How are we overstimulated in our grandiosity today? Various factors play together here, but contemporary media and information technology need to be highlighted. Through them, in effect, the whole world is being made available to us during every waking minute of our lives. We are not easily equipped to handle that. While information alone is mostly neutral, and at times even morally inspiring, the downside is that contemporary media overstimulates our grandiosity and restlessness by inundating us with the intimate details of the lives of the rich, the famous, the beautiful, the talented, the powerful, the super-intelligent, the mega-achievers, and the perverted in a way that titillates, seduces, and at times assaults our interior balance so as to leave us cultivating private fantasies of grandiosity, of standing out in a way that makes the world take notice.

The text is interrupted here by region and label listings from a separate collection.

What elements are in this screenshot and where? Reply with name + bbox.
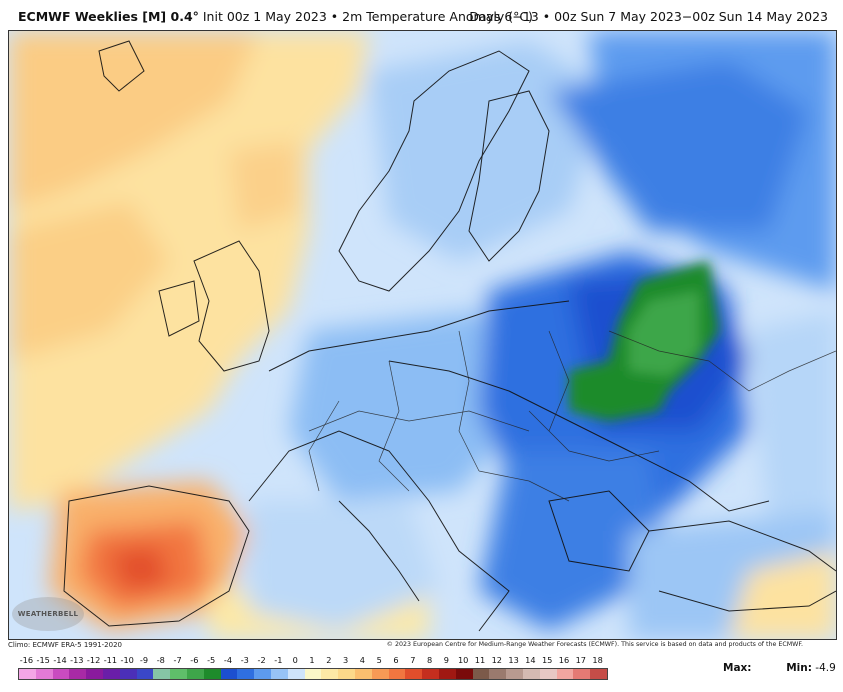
colorbar [18,668,608,680]
colorbar-cell [136,669,154,679]
min-label: Min: [786,662,812,674]
map-title: ECMWF Weeklies [M] 0.4° Init 00z 1 May 2… [18,9,533,24]
colorbar-tick-label: -10 [120,655,134,665]
colorbar-cell [438,669,456,679]
temperature-anomaly-map [8,30,837,640]
colorbar-tick-label: -7 [173,655,182,665]
colorbar-tick-label: 14 [525,655,536,665]
colorbar-cell [186,669,204,679]
colorbar-tick-label: 3 [342,655,349,665]
colorbar-cell [539,669,557,679]
colorbar-cell [354,669,372,679]
colorbar-cell [102,669,120,679]
colorbar-tick-label: 9 [443,655,449,665]
coastlines [63,40,836,632]
colorbar-tick-label: -14 [53,655,67,665]
copyright-credit: © 2023 European Centre for Medium-Range … [386,641,803,648]
max-label: Max: [723,662,752,674]
valid-period: Days 6−13 • 00z Sun 7 May 2023−00z Sun 1… [469,9,828,24]
colorbar-cell [371,669,389,679]
product-name: ECMWF Weeklies [M] 0.4° [18,9,199,24]
colorbar-tick-label: 17 [575,655,587,665]
anomaly-shading [9,31,836,639]
colorbar-cell [69,669,87,679]
colorbar-tick-label: 10 [457,655,469,665]
colorbar-tick-label: 12 [491,655,503,665]
colorbar-tick-label: 0 [292,655,298,665]
colorbar-cell [35,669,53,679]
min-value: -4.9 [815,662,836,674]
colorbar-cell [153,669,171,679]
colorbar-cell [422,669,439,679]
colorbar-tick-label: -5 [207,655,216,665]
weatherbell-logo: WEATHERBELL [12,597,84,631]
colorbar-cell [119,669,137,679]
colorbar-cell [254,669,271,679]
colorbar-tick-label: 4 [359,655,365,665]
colorbar-cell [321,669,339,679]
colorbar-tick-label: 13 [508,655,519,665]
colorbar-cell [220,669,238,679]
colorbar-cell [573,669,591,679]
colorbar-tick-label: -6 [190,655,199,665]
colorbar-tick-label: -1 [274,655,283,665]
colorbar-cell [556,669,574,679]
colorbar-tick-label: 7 [410,655,416,665]
colorbar-cell [590,669,607,679]
colorbar-cell [489,669,507,679]
colorbar-cell [455,669,473,679]
colorbar-cell [170,669,187,679]
country-borders [308,330,836,502]
colorbar-tick-label: -3 [240,655,249,665]
colorbar-tick-label: 1 [309,655,315,665]
colorbar-cell [287,669,305,679]
colorbar-tick-label: 16 [558,655,570,665]
run-info: Init 00z 1 May 2023 • 2m Temperature Ano… [202,9,533,24]
colorbar-tick-label: -11 [103,655,118,665]
colorbar-tick-label: 11 [474,655,486,665]
colorbar-tick-label: -9 [139,655,149,665]
colorbar-cell [338,669,355,679]
colorbar-cell [472,669,490,679]
colorbar-tick-label: 2 [326,655,332,665]
colorbar-tick-label: -16 [19,655,34,665]
colorbar-tick-labels: -16 -15 -14 -13 -12 -11 -10 -9 -8 -7 -6 -5 -4 -3 -2 -1 0… [18,655,610,667]
colorbar-tick-label: 6 [393,655,399,665]
colorbar-cell [52,669,70,679]
colorbar-tick-label: -8 [156,655,165,665]
colorbar-cell [304,669,322,679]
map-canvas [9,31,836,639]
colorbar-tick-label: 18 [592,655,603,665]
colorbar-tick-label: 8 [426,655,433,665]
colorbar-cell [203,669,221,679]
colorbar-tick-label: -13 [70,655,84,665]
colorbar-tick-label: 15 [541,655,553,665]
colorbar-cell [522,669,540,679]
colorbar-cell [237,669,255,679]
cold-anomaly-core [569,261,719,421]
colorbar-cell [86,669,103,679]
colorbar-tick-label: 5 [376,655,382,665]
climo-credit: Climo: ECMWF ERA-5 1991-2020 [8,641,122,649]
colorbar-cell [506,669,523,679]
colorbar-cell [270,669,288,679]
colorbar-tick-label: -12 [86,655,101,665]
colorbar-cell [405,669,423,679]
colorbar-cell [19,669,36,679]
colorbar-tick-label: -4 [223,655,233,665]
colorbar-cell [388,669,406,679]
colorbar-tick-label: -15 [36,655,50,665]
max-min-readout: Max: Min: -4.9 [723,662,836,674]
colorbar-tick-label: -2 [257,655,266,665]
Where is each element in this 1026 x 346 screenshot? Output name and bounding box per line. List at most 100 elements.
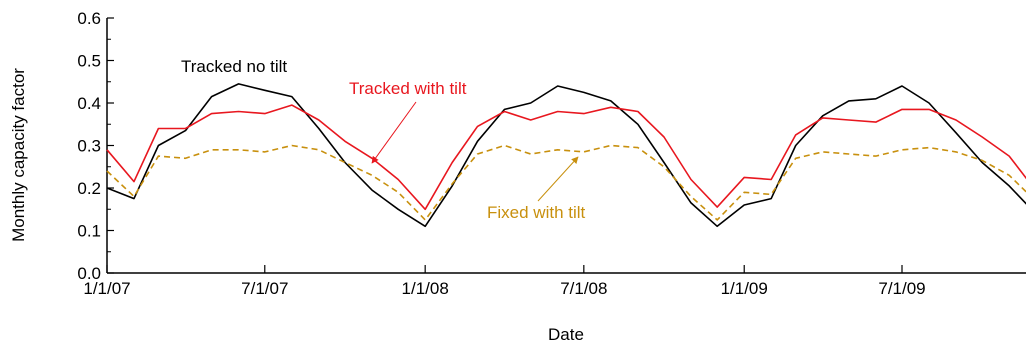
- data-point-fixed-with-tilt: [318, 149, 320, 151]
- data-point-tracked-no-tilt: [238, 83, 240, 85]
- data-point-tracked-no-tilt: [1008, 185, 1010, 187]
- data-point-fixed-with-tilt: [557, 149, 559, 151]
- data-point-tracked-no-tilt: [928, 102, 930, 104]
- series-line-tracked-no-tilt: [106, 83, 1026, 228]
- data-point-tracked-no-tilt: [211, 96, 213, 98]
- data-point-fixed-with-tilt: [451, 183, 453, 185]
- data-point-tracked-no-tilt: [716, 226, 718, 228]
- data-point-tracked-with-tilt: [397, 179, 399, 181]
- data-point-fixed-with-tilt: [690, 196, 692, 198]
- data-point-tracked-no-tilt: [106, 187, 108, 189]
- data-point-tracked-no-tilt: [371, 189, 373, 191]
- data-point-tracked-no-tilt: [477, 141, 479, 143]
- data-point-tracked-with-tilt: [610, 107, 612, 109]
- data-point-tracked-with-tilt: [291, 104, 293, 106]
- data-point-tracked-with-tilt: [637, 111, 639, 113]
- data-point-tracked-no-tilt: [848, 100, 850, 102]
- data-point-fixed-with-tilt: [291, 145, 293, 147]
- x-axis-ticks: 1/1/07 7/1/07 1/1/08 7/1/08 1/1/09 7/1/09: [83, 265, 926, 298]
- data-point-tracked-no-tilt: [955, 132, 957, 134]
- data-point-tracked-with-tilt: [158, 128, 160, 130]
- data-point-tracked-with-tilt: [424, 209, 426, 211]
- data-point-tracked-with-tilt: [504, 111, 506, 113]
- data-point-tracked-with-tilt: [901, 109, 903, 111]
- data-point-fixed-with-tilt: [981, 160, 983, 162]
- data-point-tracked-no-tilt: [795, 145, 797, 147]
- x-tick-label: 1/1/07: [83, 279, 130, 298]
- data-point-fixed-with-tilt: [106, 170, 108, 172]
- data-point-tracked-no-tilt: [822, 115, 824, 117]
- series-layer: [106, 83, 1026, 228]
- data-point-tracked-with-tilt: [822, 117, 824, 119]
- data-point-fixed-with-tilt: [795, 158, 797, 160]
- data-point-fixed-with-tilt: [875, 155, 877, 157]
- data-point-tracked-no-tilt: [557, 85, 559, 87]
- data-point-tracked-no-tilt: [424, 226, 426, 228]
- y-tick-label: 0.6: [77, 9, 101, 28]
- data-point-tracked-with-tilt: [264, 113, 266, 115]
- data-point-tracked-with-tilt: [318, 119, 320, 121]
- data-point-fixed-with-tilt: [955, 151, 957, 153]
- data-point-tracked-with-tilt: [185, 128, 187, 130]
- data-point-tracked-no-tilt: [981, 162, 983, 164]
- data-point-fixed-with-tilt: [770, 194, 772, 196]
- data-point-tracked-no-tilt: [530, 102, 532, 104]
- x-tick-label: 7/1/08: [560, 279, 607, 298]
- data-point-fixed-with-tilt: [848, 153, 850, 155]
- data-point-fixed-with-tilt: [504, 145, 506, 147]
- x-tick-label: 1/1/08: [402, 279, 449, 298]
- y-tick-label: 0.5: [77, 52, 101, 71]
- data-point-tracked-with-tilt: [530, 119, 532, 121]
- data-point-tracked-no-tilt: [637, 124, 639, 126]
- data-point-fixed-with-tilt: [264, 151, 266, 153]
- data-point-fixed-with-tilt: [185, 158, 187, 160]
- annotation-fixed-with-tilt: Fixed with tilt: [487, 203, 586, 222]
- data-point-tracked-with-tilt: [557, 111, 559, 113]
- data-point-tracked-no-tilt: [451, 185, 453, 187]
- data-point-fixed-with-tilt: [133, 196, 135, 198]
- y-axis-title: Monthly capacity factor: [9, 68, 28, 242]
- data-point-tracked-with-tilt: [106, 149, 108, 151]
- data-point-tracked-with-tilt: [928, 109, 930, 111]
- data-point-tracked-no-tilt: [264, 90, 266, 92]
- y-tick-label: 0.3: [77, 137, 101, 156]
- data-point-fixed-with-tilt: [716, 219, 718, 221]
- data-point-tracked-with-tilt: [955, 119, 957, 121]
- y-axis-ticks: 0.0 0.1 0.2 0.3 0.4 0.5 0.6: [77, 9, 114, 283]
- data-point-fixed-with-tilt: [397, 192, 399, 194]
- data-point-fixed-with-tilt: [610, 145, 612, 147]
- y-tick-label: 0.0: [77, 264, 101, 283]
- data-point-tracked-with-tilt: [981, 136, 983, 138]
- data-point-tracked-no-tilt: [690, 202, 692, 204]
- data-point-tracked-with-tilt: [663, 136, 665, 138]
- data-point-fixed-with-tilt: [158, 155, 160, 157]
- x-axis-title: Date: [548, 325, 584, 344]
- data-point-tracked-no-tilt: [875, 98, 877, 100]
- data-point-tracked-with-tilt: [477, 126, 479, 128]
- data-point-fixed-with-tilt: [637, 147, 639, 149]
- data-point-fixed-with-tilt: [211, 149, 213, 151]
- data-point-tracked-with-tilt: [743, 177, 745, 179]
- x-tick-label: 7/1/09: [878, 279, 925, 298]
- data-point-tracked-no-tilt: [504, 109, 506, 111]
- data-point-tracked-with-tilt: [451, 162, 453, 164]
- data-point-tracked-no-tilt: [583, 92, 585, 94]
- y-tick-label: 0.4: [77, 94, 101, 113]
- data-point-tracked-no-tilt: [133, 198, 135, 200]
- data-point-tracked-with-tilt: [238, 111, 240, 113]
- data-point-tracked-with-tilt: [344, 141, 346, 143]
- data-point-tracked-no-tilt: [901, 85, 903, 87]
- data-point-tracked-no-tilt: [291, 96, 293, 98]
- x-tick-label: 1/1/09: [721, 279, 768, 298]
- data-point-fixed-with-tilt: [663, 166, 665, 168]
- data-point-fixed-with-tilt: [583, 151, 585, 153]
- data-point-fixed-with-tilt: [743, 192, 745, 194]
- data-point-tracked-with-tilt: [371, 158, 373, 160]
- data-point-fixed-with-tilt: [530, 153, 532, 155]
- annotation-tracked-with-tilt: Tracked with tilt: [349, 79, 467, 98]
- data-point-tracked-with-tilt: [1008, 155, 1010, 157]
- arrow-tracked-with-tilt: [371, 101, 417, 164]
- data-point-tracked-no-tilt: [158, 145, 160, 147]
- data-point-tracked-no-tilt: [318, 128, 320, 130]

We see this in an extreme and perverted form in some of the mass shootings that occur in our society, where a lonely, deranged person randomly kills others out of sick vision of grandiosity.  We see it too in the growing phenomenon of anorexia. These examples may be atypical, but we’re becoming a society within which most everyone is perilously overstimulated in his or her grandiosity.

And today we are generally without sufficient personal tools to handle this. Human beings have always been restless and grandiose, but in previous generations they had more tools – religious and societal – to handle restlessness, grandiosity, and frustration. For example, in previous generations the cultural ethos gave people much less permission to cultivate ego than it does today. Previous to our own generation, one had to be more apologetic about self-promotion, self-canonization, overt greed, and crass self-centeredness. Humility was espoused as a virtue and no one was supposed to get too big for his or her britches. That threw a lot of cold water on ego, crass self-assertion, and greed, in effect dampening grandiosity. The message back then was clear: You’re not the center of the universe!

By and large, that’s no longer the case today. Society, more and more, gives us license to be grandiose, to set ourselves up as the center and proudly announce that publicly. Not only are we allowed today to get too big for our britches, we aren’t culturally admired unless we do assert ourselves in that way. And that’s a formula for jealousy, bitterness, and violence. Grandiosity and restlessness need healthy guidance both from the culture and from religion. Today, we generally do not see that guidance.

We are dangerously weak in inculcating into the consciousness of society, especially into the consciousness of the young, a number of vital human and religious truths: To God alone belongs the glory! In this life ultimately all symphonies remain unfinished. You are not the center of the earth. There is real sin! Selfishness is not a virtue! Humility is a virtue! You will only find life by giving it away! Other lives are as real as your own!

We have failed our youth by giving them unrealistic expectations, even as we are depriving them of the tools with which to handle those expectations.